Rickford explained that at that time, buses in Montgomery had sections for white passengers in the front, and sections for Black passengers in the back. Black passengers had to enter the front to pay their fare, then immediately exit and reenter at the back entrance. But after they paid and exited, white drivers would often drive forward and make Black passengers chase the bus, just to ridicule them. Drivers would pass by some stops, forcing Black passengers to walk to their destination, or even refuse to pick up Black passengers altogether.
“It was always a very oppressive and humiliating way of life, and it did not seem to be getting better,” Parks said at the press conference, noting that violence – often fatal – was frequently used to perpetuate the oppression.
Parks recounted for the reporters the moments that led up to her famous arrest on Dec. 1, 1955. She also recalled what the bus driver said to her when she refused to give up her seat for a white passenger.
“He told me if I didn’t stand, he was going to have me arrested and I agreed with him that was what he should do,” she said. Two police officers arrived, arrested Parks, and booked her at a local jail.
“I was willing to face whatever consequences I had to, to let it be known that I did not feel I was being treated fairly as a passenger or a person,” she said.
There’s a common misperception that Parks wouldn’t give up her seat simply because she was tired. But Rickford explained that she was involved in political activism, served as a senior adviser to the NAACP Youth Council, and, on that day in 1955, was standing up against racial segregation on the buses.
“She had a very strong political side that I don’t think people often recognize,” Rickford said.
Memorial Auditorium
The “Thank you Rosa Parks,” event took place the following day, Monday, Feb. 19 (Presidents’ Day), in a packed Memorial Auditorium. Rickford estimated the public gathering attracted as many as 1,700 people from across Stanford and the Bay Area.
Attendees from Stanford and the surrounding community took to the stage to give remarks or perform, to celebrate and pay their respects to Parks.
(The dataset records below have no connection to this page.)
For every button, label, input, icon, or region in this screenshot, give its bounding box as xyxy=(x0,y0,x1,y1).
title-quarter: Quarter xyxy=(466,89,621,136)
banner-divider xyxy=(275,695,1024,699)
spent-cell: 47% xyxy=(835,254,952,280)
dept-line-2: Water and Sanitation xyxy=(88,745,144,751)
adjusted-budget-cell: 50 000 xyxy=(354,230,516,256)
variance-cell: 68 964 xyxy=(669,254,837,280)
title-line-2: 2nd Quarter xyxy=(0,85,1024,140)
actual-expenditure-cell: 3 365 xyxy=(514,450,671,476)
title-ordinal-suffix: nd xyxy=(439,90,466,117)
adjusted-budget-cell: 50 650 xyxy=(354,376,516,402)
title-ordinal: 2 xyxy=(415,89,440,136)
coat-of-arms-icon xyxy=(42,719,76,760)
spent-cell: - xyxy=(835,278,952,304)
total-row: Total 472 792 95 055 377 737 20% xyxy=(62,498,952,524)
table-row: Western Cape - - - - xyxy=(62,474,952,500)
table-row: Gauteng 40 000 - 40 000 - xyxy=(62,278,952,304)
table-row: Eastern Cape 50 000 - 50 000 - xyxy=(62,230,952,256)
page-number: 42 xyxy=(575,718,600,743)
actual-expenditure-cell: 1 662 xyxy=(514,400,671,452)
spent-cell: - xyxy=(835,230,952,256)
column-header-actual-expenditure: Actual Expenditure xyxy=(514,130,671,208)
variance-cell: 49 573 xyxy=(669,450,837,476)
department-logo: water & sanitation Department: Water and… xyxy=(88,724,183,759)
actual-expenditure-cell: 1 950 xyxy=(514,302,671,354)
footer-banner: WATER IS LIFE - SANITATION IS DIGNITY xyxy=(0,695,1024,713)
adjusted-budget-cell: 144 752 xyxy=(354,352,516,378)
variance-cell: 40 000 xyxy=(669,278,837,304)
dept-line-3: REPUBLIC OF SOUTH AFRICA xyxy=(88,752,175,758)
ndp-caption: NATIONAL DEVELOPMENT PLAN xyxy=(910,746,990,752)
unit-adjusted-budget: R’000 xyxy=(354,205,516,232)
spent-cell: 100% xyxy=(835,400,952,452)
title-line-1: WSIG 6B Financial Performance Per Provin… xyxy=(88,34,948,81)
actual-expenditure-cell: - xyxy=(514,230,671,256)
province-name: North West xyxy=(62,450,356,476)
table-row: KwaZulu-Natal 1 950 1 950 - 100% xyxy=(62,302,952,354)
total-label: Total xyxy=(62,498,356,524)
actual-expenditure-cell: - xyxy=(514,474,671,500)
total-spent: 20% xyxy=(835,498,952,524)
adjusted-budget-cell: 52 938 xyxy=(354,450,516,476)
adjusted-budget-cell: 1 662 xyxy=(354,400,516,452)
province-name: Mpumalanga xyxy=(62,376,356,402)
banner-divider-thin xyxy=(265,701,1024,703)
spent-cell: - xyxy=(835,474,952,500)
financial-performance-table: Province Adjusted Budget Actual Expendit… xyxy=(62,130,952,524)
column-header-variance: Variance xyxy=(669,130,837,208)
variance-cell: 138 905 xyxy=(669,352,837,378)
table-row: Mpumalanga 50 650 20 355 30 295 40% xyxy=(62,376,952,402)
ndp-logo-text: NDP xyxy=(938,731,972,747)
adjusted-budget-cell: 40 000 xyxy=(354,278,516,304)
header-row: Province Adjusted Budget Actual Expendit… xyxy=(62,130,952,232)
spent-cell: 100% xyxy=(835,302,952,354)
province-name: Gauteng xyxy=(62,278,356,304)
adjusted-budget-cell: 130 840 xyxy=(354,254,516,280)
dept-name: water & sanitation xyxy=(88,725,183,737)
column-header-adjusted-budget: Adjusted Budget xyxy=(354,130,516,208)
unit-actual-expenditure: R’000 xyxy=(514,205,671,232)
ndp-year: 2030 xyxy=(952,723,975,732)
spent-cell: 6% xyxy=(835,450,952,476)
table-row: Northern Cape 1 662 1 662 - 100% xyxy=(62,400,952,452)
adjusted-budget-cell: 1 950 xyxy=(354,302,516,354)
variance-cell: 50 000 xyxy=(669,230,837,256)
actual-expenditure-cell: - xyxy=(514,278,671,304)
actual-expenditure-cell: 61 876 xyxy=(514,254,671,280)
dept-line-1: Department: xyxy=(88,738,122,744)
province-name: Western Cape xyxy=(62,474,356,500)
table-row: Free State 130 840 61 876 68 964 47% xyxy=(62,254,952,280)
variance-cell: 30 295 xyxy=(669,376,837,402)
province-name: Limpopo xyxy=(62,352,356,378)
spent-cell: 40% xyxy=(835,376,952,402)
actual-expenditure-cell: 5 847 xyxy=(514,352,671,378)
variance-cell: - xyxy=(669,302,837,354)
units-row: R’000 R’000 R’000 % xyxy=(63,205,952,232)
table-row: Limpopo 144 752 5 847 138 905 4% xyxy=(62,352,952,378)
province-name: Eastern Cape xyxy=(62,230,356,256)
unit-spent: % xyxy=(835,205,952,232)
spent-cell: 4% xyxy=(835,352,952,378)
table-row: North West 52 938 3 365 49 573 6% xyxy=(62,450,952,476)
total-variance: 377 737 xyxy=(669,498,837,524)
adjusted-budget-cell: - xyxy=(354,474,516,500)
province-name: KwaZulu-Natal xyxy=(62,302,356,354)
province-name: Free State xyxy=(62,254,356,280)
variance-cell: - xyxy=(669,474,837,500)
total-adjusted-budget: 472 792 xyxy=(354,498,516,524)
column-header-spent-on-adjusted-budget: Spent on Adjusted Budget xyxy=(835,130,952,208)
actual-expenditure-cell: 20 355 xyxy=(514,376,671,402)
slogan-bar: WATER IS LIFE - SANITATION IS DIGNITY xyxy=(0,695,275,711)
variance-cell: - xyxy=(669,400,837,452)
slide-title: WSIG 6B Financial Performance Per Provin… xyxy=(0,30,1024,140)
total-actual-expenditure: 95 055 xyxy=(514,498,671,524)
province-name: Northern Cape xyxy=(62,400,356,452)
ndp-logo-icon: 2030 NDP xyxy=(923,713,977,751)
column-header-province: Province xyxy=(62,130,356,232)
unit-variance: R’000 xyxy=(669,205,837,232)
At the close of the program, Parks expressed her gratitude for the invitation and spoke briefly about her life and legacy.
“Seeing her and hearing her was a big deal for the audience,” Rickford said.
The event was well-received by students and visitors who traveled to Stanford to see her, and then-President Donald Kennedy wrote a congratulatory note to the Arroyo House residents who organized the event.
Parks’ legacy
Rickford and his wife, Angela, recently visited Arroyo House and the resident fellow’s cottage where they had hosted Parks back in 1990. Pausing at the signed portrait Parks had given Arroyo residents, Rickford reflected on Parks’ enduring legacy and the power of her defiance.
“Various people had tried challenging racial segregation laws in many ways and had been singularly ineffective,” he said. “But she did it in a big way.”
Digitized materials documenting Rosa Parks’ visit to Stanford, including a recording of the press conference, are available in the Stanford Libraries archives.